AI agents are getting smarter, faster, and more capable, but they are still terrible at browsing the internet. Tavily, a fast-growing startup built to fix that problem, just raised $25 million to keep pushing forward. The round includes $20 million in Series A funding led by Insight Partners and Alpha Wave Global.
Tavily’s mission is simple: help AI agents access the internet like humans do—quickly, reliably, and with context that makes sense. It is building the infrastructure that lets AI tools get real-time, accurate results from the web, instead of depending on outdated training data or static knowledge bases.
Most AI systems rely on fixed or outdated data and struggle to stay updated unless designed for live information, while few platforms can effectively handle the web’s complexity. Traditional search engines serve humans by presenting lists of links for exploration, but AI agents perform best when they receive structured, ready-to-use data organized for immediate understanding.
Tavily addresses this by providing a search Application Programming Interface (API) that delivers exactly what AI agents need: real-time facts, summaries, and source links in a machine-friendly format, resulting in faster, more accurate, and more reliable outputs while also reducing hallucinations where AI systems invent information instead of retrieving it.

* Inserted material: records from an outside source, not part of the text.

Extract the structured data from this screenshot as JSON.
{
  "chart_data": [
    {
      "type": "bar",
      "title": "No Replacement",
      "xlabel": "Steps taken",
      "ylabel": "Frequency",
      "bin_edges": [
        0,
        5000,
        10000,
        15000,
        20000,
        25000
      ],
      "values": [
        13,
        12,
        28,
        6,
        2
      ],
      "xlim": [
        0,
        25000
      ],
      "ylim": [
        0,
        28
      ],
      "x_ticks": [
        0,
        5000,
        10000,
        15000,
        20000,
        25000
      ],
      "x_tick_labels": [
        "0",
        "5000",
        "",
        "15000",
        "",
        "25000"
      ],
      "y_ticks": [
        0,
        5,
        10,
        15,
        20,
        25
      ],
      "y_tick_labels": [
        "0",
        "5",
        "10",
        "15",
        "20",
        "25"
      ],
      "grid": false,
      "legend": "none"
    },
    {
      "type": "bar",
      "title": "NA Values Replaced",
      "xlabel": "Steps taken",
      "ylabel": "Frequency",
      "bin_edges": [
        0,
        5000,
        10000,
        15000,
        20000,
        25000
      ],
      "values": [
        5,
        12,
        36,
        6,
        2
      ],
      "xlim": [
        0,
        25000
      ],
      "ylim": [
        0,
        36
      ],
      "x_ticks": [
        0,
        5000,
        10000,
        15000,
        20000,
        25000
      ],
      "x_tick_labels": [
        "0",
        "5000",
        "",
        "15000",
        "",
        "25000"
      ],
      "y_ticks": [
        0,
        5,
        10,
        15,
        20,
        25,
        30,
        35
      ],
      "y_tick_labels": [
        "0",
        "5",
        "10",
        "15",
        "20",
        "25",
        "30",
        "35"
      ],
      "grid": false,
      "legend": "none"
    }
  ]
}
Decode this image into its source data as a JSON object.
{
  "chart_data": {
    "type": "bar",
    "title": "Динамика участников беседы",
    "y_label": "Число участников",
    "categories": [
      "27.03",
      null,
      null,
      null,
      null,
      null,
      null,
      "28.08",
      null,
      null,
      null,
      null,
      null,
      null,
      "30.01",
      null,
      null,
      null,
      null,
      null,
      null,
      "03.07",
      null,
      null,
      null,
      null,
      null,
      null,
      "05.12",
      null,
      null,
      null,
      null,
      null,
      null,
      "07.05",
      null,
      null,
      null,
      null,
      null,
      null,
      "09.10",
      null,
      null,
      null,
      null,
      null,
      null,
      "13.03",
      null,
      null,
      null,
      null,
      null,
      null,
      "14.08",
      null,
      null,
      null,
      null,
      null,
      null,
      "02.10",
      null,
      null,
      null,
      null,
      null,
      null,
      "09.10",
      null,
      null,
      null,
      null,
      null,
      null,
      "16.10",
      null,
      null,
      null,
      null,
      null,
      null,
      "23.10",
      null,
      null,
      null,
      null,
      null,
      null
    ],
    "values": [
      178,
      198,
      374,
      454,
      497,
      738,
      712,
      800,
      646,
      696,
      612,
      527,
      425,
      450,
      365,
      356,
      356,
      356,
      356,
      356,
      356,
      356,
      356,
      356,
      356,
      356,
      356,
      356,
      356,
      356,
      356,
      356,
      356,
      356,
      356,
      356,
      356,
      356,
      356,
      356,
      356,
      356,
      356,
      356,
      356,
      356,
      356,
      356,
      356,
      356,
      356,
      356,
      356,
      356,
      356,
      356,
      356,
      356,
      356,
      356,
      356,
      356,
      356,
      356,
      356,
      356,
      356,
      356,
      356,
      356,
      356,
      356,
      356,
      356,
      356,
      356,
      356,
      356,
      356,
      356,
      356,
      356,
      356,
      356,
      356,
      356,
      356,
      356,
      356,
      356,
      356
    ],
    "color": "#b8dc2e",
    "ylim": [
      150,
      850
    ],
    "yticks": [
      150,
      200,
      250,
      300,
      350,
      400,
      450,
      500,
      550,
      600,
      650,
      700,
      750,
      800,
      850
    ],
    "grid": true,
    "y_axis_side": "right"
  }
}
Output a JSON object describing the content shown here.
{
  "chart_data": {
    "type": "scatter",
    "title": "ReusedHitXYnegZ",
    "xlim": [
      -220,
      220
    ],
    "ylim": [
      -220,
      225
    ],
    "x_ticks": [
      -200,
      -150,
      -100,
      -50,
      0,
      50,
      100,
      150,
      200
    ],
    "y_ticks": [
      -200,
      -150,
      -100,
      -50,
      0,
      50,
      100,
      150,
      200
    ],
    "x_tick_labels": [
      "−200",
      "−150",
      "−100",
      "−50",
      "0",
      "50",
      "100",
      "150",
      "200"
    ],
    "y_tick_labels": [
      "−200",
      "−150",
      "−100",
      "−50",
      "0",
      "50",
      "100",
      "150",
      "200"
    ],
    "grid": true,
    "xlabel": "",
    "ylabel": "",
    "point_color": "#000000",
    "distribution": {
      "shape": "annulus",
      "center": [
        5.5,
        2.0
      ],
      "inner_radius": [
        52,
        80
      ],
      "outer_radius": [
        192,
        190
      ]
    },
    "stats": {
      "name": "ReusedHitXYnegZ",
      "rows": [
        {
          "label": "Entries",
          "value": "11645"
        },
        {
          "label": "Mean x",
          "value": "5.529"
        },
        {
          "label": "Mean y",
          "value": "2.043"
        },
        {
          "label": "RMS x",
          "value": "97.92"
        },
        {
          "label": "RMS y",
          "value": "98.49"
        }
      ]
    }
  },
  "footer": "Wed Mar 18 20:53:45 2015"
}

In its first year, Tavily has already seen strong growth. The platform has over 700,000 users and more than a million installations per month. It’s being used by major tech companies including AWS, IBM, and MongoDB, and integrated into AI platforms like LangChain and Groq. Developers use Tavily for everything from customer service chatbots to legal research tools and product search agents. Its biggest strength is in helping AI tools pull live information at the moment it’s needed, not just rely on what they were trained on weeks or months ago.
With this new round of funding, Tavily plans to grow its team and strengthen its technology. It’s hiring across offices in New York and Tel Aviv, and just opened a new location in Abu Dhabi. The team wants to improve how its platform handles search quality, expand its features, and build more tools that make it easier for AI developers to work with real-time data.
Tavily was created specifically for AI agents rather than adapted from existing search engines. Its features, such as smart filters, spam control, and machine-readable formats, are designed for software use. The platform includes full source citations, allowing users to verify where information comes from, which is important in business and legal contexts. While other companies like OpenAI, Exa, Firecrawl, and Perplexity also develop ways for AI to access the web, Tavily focuses on building tools tailored for this purpose.
In a recent blog post, Rotem Weiss, CEO and founder of Tavily, said: “We’re on a mission to onboard the next billion AI agents to the web. Building agentic web infrastructure is uniquely challenging, especially when these agents serve mission-critical applications. That’s why we built an architecture that generates unique economies of scale: a system that becomes smarter and faster the more it is utilized”
Of course, there are challenges. As AI systems scrape and summarize more web content, questions around copyright and fair use are becoming louder. Tavily says it is working to build systems that are both compliant and respectful of publishers. That means following site rules, offering opt-outs, and ensuring that credit always goes back to the source.
The company also faces competition from giants who have more resources and reach but Tavily is betting on precision and purpose. While others build broad platforms, Tavily is focused on becoming the go-to backend for any developer building AI agents that need to search the web live.
The AI agents market is growing rapidly, expected to reach around $7.6 billion in 2025. Looking ahead, Tavily plans to double its headcount, expand partnerships across developer and language model ecosystems, and enhance its real-time search infrastructure. The company aims to support millions of developers worldwide by improving accessibility and performance, highlighting its dedication to enabling AI agents with seamless web connectivity to transform how businesses and consumers interact with technology.